Security and compliance

Duo pursued compliance attestations and certifications to meet requirements for regulated industries, aligning with standards such as SOC 2, ISO/IEC 27001, and frameworks referenced by HIPAA-covered entities and PCI DSS environments. The company published security whitepapers and operated a vulnerability disclosure program to engage researchers from communities including Bugcrowd and HackerOne-style initiatives; Duo collaborated with incident response teams at organizations like Mandiant and auditors from firms such as Deloitte during assessments. Encryption of authentication flows, secure storage practices, and audit logging supported client obligations under regional regulations influenced by bodies like the European Union and laws such as the California Consumer Privacy Act.
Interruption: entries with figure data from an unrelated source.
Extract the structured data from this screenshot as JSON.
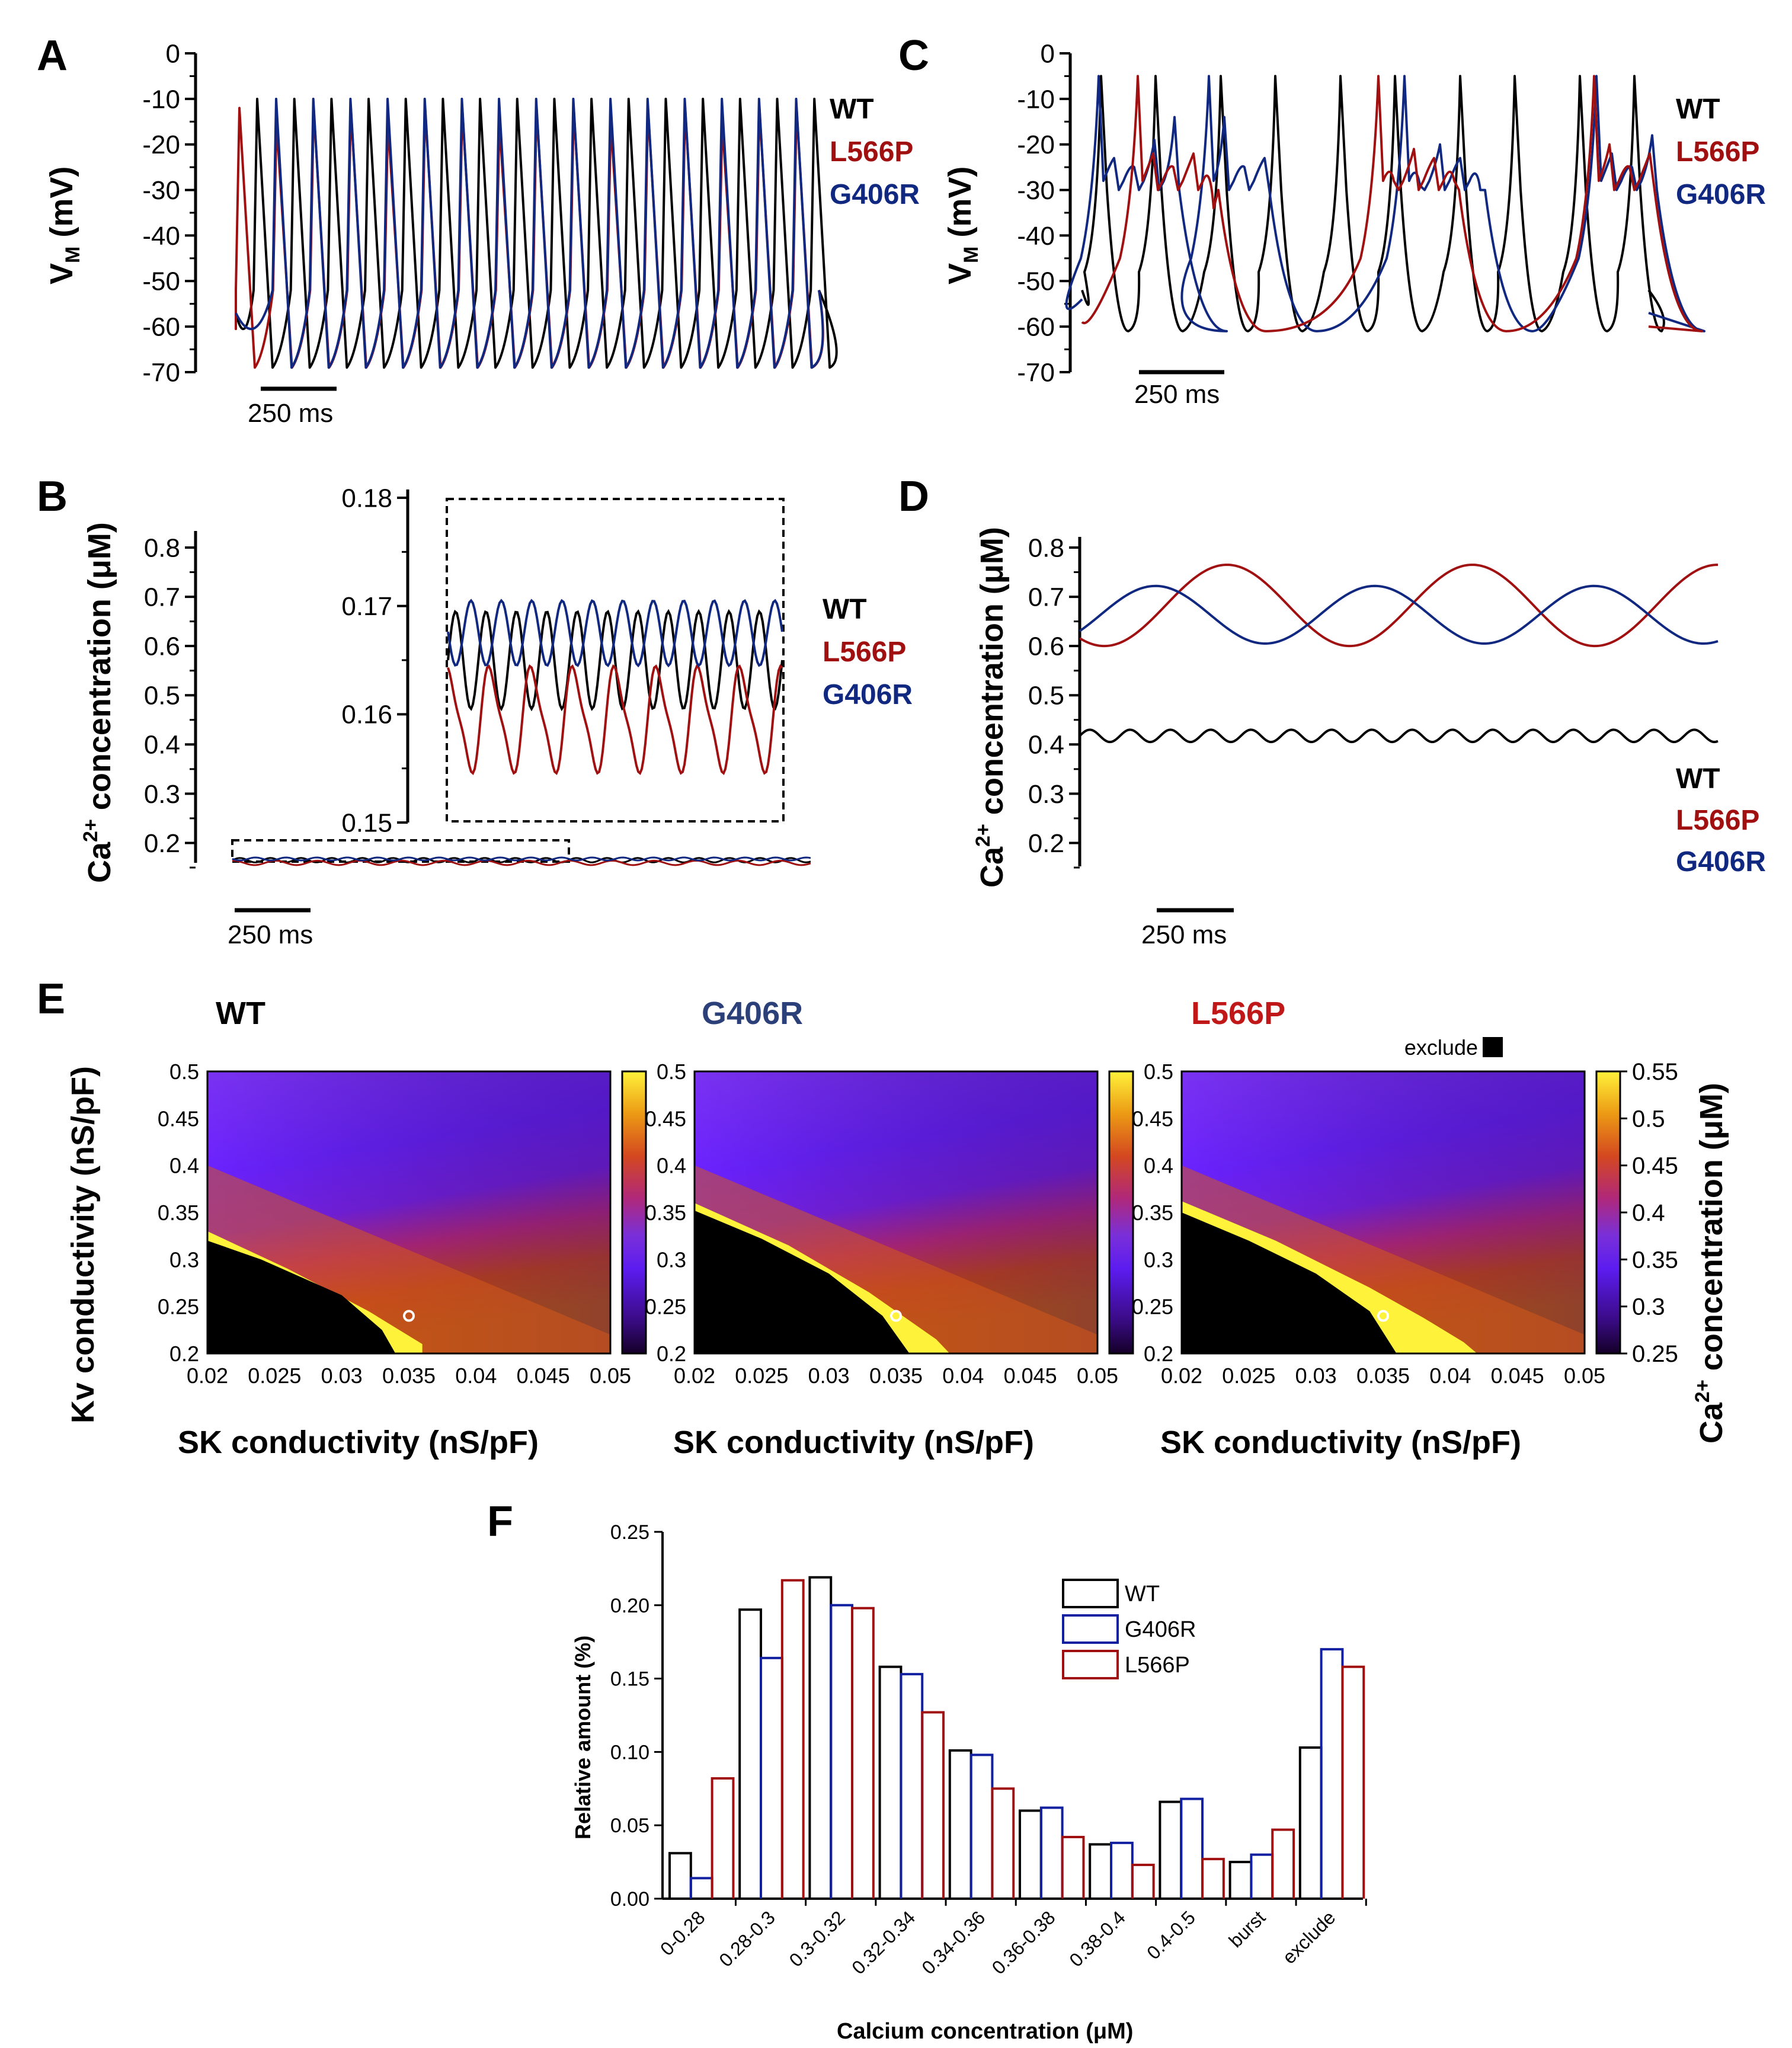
{
  "colors": {
    "wt": "#000000",
    "l566p": "#a01010",
    "g406r": "#102880",
    "e_l566p": "#c01818",
    "e_g406r": "#2b3f78"
  },
  "panel_labels": {
    "a": "A",
    "b": "B",
    "c": "C",
    "d": "D",
    "e": "E",
    "f": "F"
  },
  "legend": {
    "wt": "WT",
    "l566p": "L566P",
    "g406r": "G406R"
  },
  "scale_bar": "250 ms",
  "axis_labels": {
    "vm_main": "V",
    "vm_sub": "M",
    "vm_unit": " (mV)",
    "ca_pre": "Ca",
    "ca_sup": "2+",
    "ca_post": " concentration (μM)",
    "kv": "Kv conductivity (nS/pF)",
    "sk": "SK conductivity (nS/pF)"
  },
  "colorbar_exclude": "exclude",
  "chart_data": [
    {
      "id": "A",
      "type": "line",
      "ylabel": "V_M (mV)",
      "ylim": [
        -70,
        0
      ],
      "yticks": [
        "0",
        "-10",
        "-20",
        "-30",
        "-40",
        "-50",
        "-60",
        "-70"
      ],
      "series": [
        {
          "name": "WT",
          "description": "regular spiking, ~21 spikes",
          "peak": -10,
          "trough": -69
        },
        {
          "name": "L566P",
          "description": "regular spiking, ~21 spikes",
          "peak": -12,
          "trough": -69
        },
        {
          "name": "G406R",
          "description": "regular spiking, ~21 spikes",
          "peak": -10,
          "trough": -70
        }
      ]
    },
    {
      "id": "B",
      "type": "line",
      "ylabel": "Ca2+ concentration (μM)",
      "ylim": [
        0.15,
        0.8
      ],
      "yticks": [
        "0.8",
        "0.7",
        "0.6",
        "0.5",
        "0.4",
        "0.3",
        "0.2"
      ],
      "inset": {
        "ylim": [
          0.15,
          0.18
        ],
        "yticks": [
          "0.18",
          "0.17",
          "0.16",
          "0.15"
        ]
      },
      "series": [
        {
          "name": "WT",
          "min": 0.1605,
          "max": 0.1695,
          "cycles": 11
        },
        {
          "name": "L566P",
          "min": 0.155,
          "max": 0.164,
          "cycles": 8
        },
        {
          "name": "G406R",
          "min": 0.1645,
          "max": 0.1705,
          "cycles": 11
        }
      ]
    },
    {
      "id": "C",
      "type": "line",
      "ylabel": "V_M (mV)",
      "ylim": [
        -70,
        0
      ],
      "yticks": [
        "0",
        "-10",
        "-20",
        "-30",
        "-40",
        "-50",
        "-60",
        "-70"
      ],
      "series": [
        {
          "name": "WT",
          "description": "regular spiking",
          "peak": -5,
          "trough": -61
        },
        {
          "name": "L566P",
          "description": "bursting",
          "peak": -5,
          "trough": -61
        },
        {
          "name": "G406R",
          "description": "bursting",
          "peak": -5,
          "trough": -61
        }
      ]
    },
    {
      "id": "D",
      "type": "line",
      "ylabel": "Ca2+ concentration (μM)",
      "ylim": [
        0.15,
        0.8
      ],
      "yticks": [
        "0.8",
        "0.7",
        "0.6",
        "0.5",
        "0.4",
        "0.3",
        "0.2"
      ],
      "series": [
        {
          "name": "WT",
          "min": 0.405,
          "max": 0.43
        },
        {
          "name": "L566P",
          "min": 0.6,
          "max": 0.765
        },
        {
          "name": "G406R",
          "min": 0.605,
          "max": 0.722
        }
      ]
    },
    {
      "id": "E",
      "type": "heatmap",
      "titles": [
        "WT",
        "G406R",
        "L566P"
      ],
      "xlabel": "SK conductivity (nS/pF)",
      "ylabel": "Kv conductivity (nS/pF)",
      "xlim": [
        0.02,
        0.05
      ],
      "ylim": [
        0.2,
        0.5
      ],
      "xticks": [
        "0.02",
        "0.025",
        "0.03",
        "0.035",
        "0.04",
        "0.045",
        "0.05"
      ],
      "yticks": [
        "0.5",
        "0.45",
        "0.4",
        "0.35",
        "0.3",
        "0.25",
        "0.2"
      ],
      "colorbar": {
        "label": "Ca2+ concentration (μM)",
        "range": [
          0.25,
          0.55
        ],
        "ticks": [
          "0.55",
          "0.5",
          "0.45",
          "0.4",
          "0.35",
          "0.3",
          "0.25"
        ]
      },
      "marker": {
        "x": 0.035,
        "y": 0.24
      }
    },
    {
      "id": "F",
      "type": "bar",
      "xlabel": "Calcium concentration (μM)",
      "ylabel": "Relative amount (%)",
      "ylim": [
        0,
        0.25
      ],
      "yticks": [
        "0.00",
        "0.05",
        "0.10",
        "0.15",
        "0.20",
        "0.25"
      ],
      "categories": [
        "0-0.28",
        "0.28-0.3",
        "0.3-0.32",
        "0.32-0.34",
        "0.34-0.36",
        "0.36-0.38",
        "0.38-0.4",
        "0.4-0.5",
        "burst",
        "exclude"
      ],
      "series": [
        {
          "name": "WT",
          "values": [
            0.031,
            0.197,
            0.219,
            0.158,
            0.101,
            0.06,
            0.037,
            0.066,
            0.025,
            0.103
          ]
        },
        {
          "name": "G406R",
          "values": [
            0.014,
            0.164,
            0.2,
            0.153,
            0.098,
            0.062,
            0.038,
            0.068,
            0.03,
            0.17
          ]
        },
        {
          "name": "L566P",
          "values": [
            0.082,
            0.217,
            0.198,
            0.127,
            0.075,
            0.042,
            0.023,
            0.027,
            0.047,
            0.158
          ]
        }
      ]
    }
  ]
}
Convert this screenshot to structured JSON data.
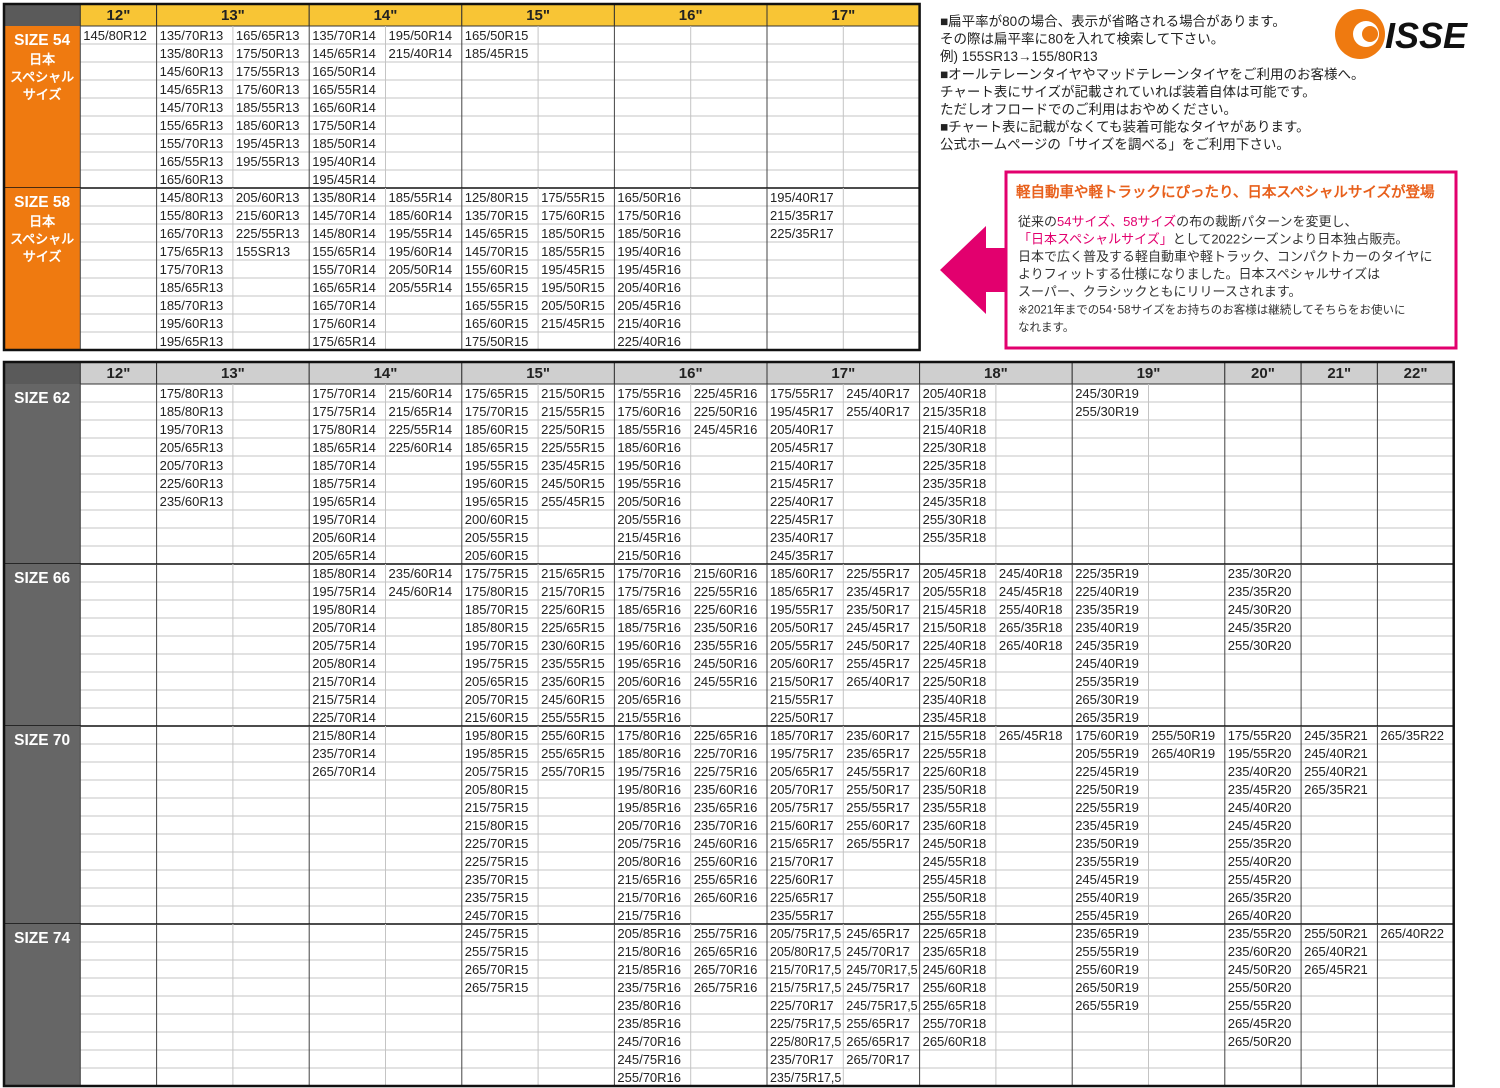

Market presence and acquisitions

Before and after acquisition by Cisco Systems, Duo maintained a customer base spanning startups to Fortune 500 companies in sectors including Financial institutions, Healthcare in the United States, and Higher education. The acquisition expanded Cisco's portfolio alongside other security assets from transactions involving companies like OpenDNS and aligned with vendor consolidation trends reported across the Cybersecurity market. Strategic partnerships and channel relationships leveraged resellers and managed service providers including Deloitte, Accenture, and systems integrators serving cloud migrations to Amazon Web Services and Microsoft Azure.

Reception and criticism

Duo received recognition in industry coverage from outlets such as TechCrunch, Wired (magazine), and analyst firms like Gartner for its ease of deployment and usability in multi-factor scenarios. Security researchers and enterprises praised Duo's push-based authentication for reducing phishing risk compared with SMS-based methods, mirroring recommendations from NIST and the FIDO Alliance. Criticism included debates over vendor lock-in and concerns about cloud-dependency raised by infrastructure teams managing on-premises legacy systems such as RADIUS-based VPN concentrators; other observers compared pricing and feature sets against competitors like Okta, Ping Identity, and Microsoft Azure Active Directory. There have been community discussions about centralized identity services and resilience in face of outages impacting services from major cloud providers like Amazon Web Services and Google Cloud Platform.